Hoje queria compartilhar com vocês uma experiência que tive pela manhã. Fui ver a vida de um outro ângulo; um ângulo sem oportunidades, com muita simplicidade e quase nenhuma dignidade. Minha mãe me levou para conhecer a escola onde ela ensina, e me deparei com uma realidade totalmente diferente da minha. Quando vi aquelas crianças, todas simples, senti vergonha pelas vezes que reclamei das minhas coisas, por mais simples que sejam. Senti vergonha até de colocar o fone de ouvido, e mostrar meu mp4.
São crianças absolutamente carentes. Carentes de abraço, de carinho, de amor. Carentes de não terem sapatos e irem para a escola descalços, com os pezinhos sujos de uma terra vermelha. Carentes por não quererem colocar a melhor roupa para mostrar para os coleguinhas, e sim para apenas cobrir o corpo magro, muitas vezes de fome.

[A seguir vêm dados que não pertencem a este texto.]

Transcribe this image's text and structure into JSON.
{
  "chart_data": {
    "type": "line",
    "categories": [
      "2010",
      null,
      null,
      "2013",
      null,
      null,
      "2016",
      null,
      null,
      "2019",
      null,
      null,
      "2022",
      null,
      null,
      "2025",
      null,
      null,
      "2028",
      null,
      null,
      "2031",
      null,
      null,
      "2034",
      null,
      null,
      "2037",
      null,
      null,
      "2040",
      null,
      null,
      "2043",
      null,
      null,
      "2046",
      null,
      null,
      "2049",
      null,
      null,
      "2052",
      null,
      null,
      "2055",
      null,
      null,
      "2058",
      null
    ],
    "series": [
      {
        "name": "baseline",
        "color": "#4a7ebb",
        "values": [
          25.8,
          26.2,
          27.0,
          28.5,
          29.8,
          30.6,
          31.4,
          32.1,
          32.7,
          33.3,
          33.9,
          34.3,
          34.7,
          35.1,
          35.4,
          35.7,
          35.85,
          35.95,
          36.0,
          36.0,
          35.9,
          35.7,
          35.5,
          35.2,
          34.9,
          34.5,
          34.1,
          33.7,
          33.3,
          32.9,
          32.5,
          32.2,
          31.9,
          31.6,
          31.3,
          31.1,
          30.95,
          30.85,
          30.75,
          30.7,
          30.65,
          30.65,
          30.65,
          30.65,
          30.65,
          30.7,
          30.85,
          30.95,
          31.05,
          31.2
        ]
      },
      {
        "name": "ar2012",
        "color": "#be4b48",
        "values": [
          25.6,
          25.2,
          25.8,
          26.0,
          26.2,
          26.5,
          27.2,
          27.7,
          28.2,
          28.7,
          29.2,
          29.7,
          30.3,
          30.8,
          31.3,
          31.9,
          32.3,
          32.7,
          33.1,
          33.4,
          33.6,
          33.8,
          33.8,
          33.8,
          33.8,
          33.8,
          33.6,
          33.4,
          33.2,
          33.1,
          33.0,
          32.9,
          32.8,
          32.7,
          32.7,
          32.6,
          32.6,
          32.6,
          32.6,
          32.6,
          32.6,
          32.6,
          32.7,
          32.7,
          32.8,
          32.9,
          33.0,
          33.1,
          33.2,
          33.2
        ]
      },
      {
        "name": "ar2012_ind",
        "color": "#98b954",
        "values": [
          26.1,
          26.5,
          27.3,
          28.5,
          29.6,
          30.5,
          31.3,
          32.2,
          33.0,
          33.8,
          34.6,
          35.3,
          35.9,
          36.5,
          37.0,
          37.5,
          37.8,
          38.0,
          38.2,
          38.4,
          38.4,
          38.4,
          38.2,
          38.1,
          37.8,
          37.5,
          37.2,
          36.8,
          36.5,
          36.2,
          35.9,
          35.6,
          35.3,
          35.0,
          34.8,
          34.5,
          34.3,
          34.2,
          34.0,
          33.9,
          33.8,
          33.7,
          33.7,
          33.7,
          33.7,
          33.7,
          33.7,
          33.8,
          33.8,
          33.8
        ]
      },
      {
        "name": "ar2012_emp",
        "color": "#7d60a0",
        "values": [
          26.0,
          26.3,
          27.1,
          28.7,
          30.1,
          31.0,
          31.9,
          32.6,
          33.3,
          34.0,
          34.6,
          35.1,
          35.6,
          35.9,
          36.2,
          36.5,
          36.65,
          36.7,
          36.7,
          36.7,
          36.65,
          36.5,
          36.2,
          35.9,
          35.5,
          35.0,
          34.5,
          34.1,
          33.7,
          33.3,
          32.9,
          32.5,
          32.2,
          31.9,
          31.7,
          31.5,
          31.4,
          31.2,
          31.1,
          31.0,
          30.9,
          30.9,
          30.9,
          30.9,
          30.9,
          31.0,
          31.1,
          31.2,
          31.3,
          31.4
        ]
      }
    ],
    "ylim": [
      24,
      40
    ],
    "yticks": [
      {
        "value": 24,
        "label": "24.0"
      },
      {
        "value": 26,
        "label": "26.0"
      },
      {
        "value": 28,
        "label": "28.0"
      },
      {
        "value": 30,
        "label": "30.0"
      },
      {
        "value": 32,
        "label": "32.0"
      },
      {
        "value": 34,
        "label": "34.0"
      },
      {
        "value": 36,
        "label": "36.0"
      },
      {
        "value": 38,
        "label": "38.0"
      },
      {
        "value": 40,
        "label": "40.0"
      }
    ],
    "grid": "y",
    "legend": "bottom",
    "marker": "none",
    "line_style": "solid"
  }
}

Logo quando cheguei, mesmo sem me conhecerem, vieram me abraçar, assim como se recepciona uma pessoa querida, mesmo que nunca tivessem me visto. Recebi um beijo carinhoso de uma criança linda, mas de olhos tristes. Recebi um abraço forte e um elogio de uma das garotinhas descalças que lá estavam. Confesso que acabei voltando de lá um tanto quanto balançada e emocionada.
É impressionante como reclamamos tanto de nossas coisas, de nossas roupas, sapatos, casas ou pais sem ao menos conhecerem um outro lado, vendo que tudo aquilo que você reclama é tudo o que uma outra pessoa queria ter. Não digo aquelas pessoas pobres que você vê falando na televisão que perderam tudo, ou que não tem nada, ou que moram nas ruas, ou as que batem na sua porta pedindo roupas velhas ou comida. Essa realidade, a realidade dessas pessoas, deve-se conhecer de perto, profundamente para que nós tenhamos noção de tudo o que elas passam. E com certeza, mesmo essas pessoas sofrendo a desigualdade do mundo dia após dia, elas ainda assim são felizes. Talvez, muito mais até do que aquelas que moram em casas luxuosas e nunca se dão por satisfeitos.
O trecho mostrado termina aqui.